I don’t doubt that Maron will be back, in the future, with another podcast. He will have more offers than he knows what to do with, and somehow I think that an 8 or 9 figure cheque from Spotify might lure him back in. After all, he might not have received Rogan’s enormous one-off (or two-off) payday, but he has remained part of the comedic mainstream. The podcast has led, directly, to the commissioning of his own sitcom, Maron, as well as big roles in shows like Netflix’s GLOW and AppleTV+’s Stick. His filmography has a clear before and after: before 2009 he was a jobbing character actor, making cameo appearances, largely in indie films, and after 2009 he was an in-demand publicity asset for any production. That’s how you survive, longterm, in the mercurial world of podcasting.

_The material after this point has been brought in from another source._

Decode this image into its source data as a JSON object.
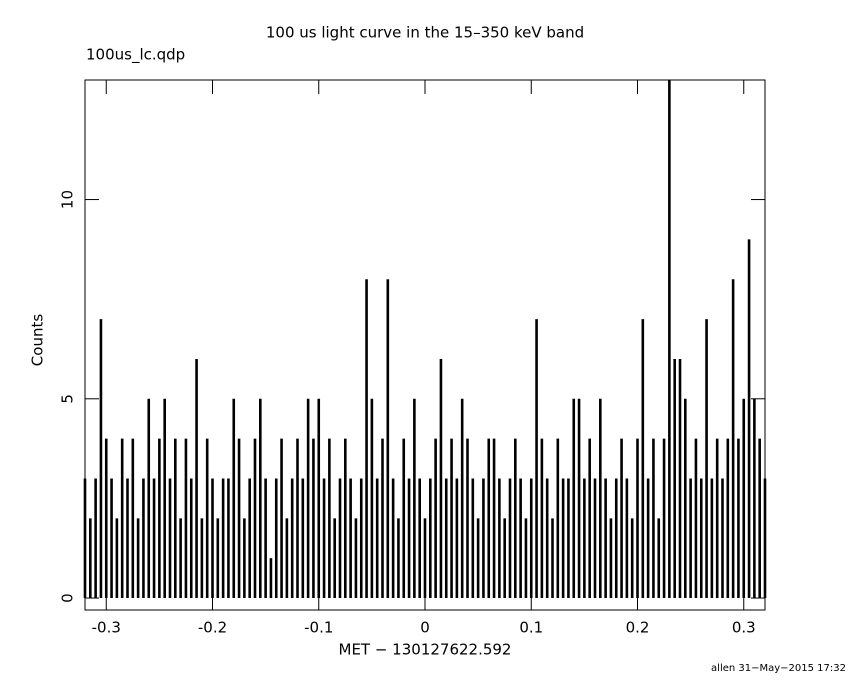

With the end of WTF comes the end of an era in which regular people (ok, regular semi-famous people) could get rich and famous off the medium. In the future, few shows will be recorded in garages. Few shows will be self-engineered by the talent. Few shows will choose their date of departure, rather than being axed following disappointing focus grouping with the coveted 11-13 demographic. This is organic podcasting – life emerging from the primordial soup, with beauty but without design – that is dying out. Now, in this mature phase of podcasting, everything feels designed and executed by committee, and it’s hard not to miss the rough edges of a format driven by purpose rather than ambition.
It will be hard to let go as a listener, but I’m sure we will see him grow elsewhere. I’m keeping my cat angel mug.
Yep. Podcasting has gone from Indie Films to Marvel-only in the blink of an eye. I’m glad I was there early on. It was the golden age.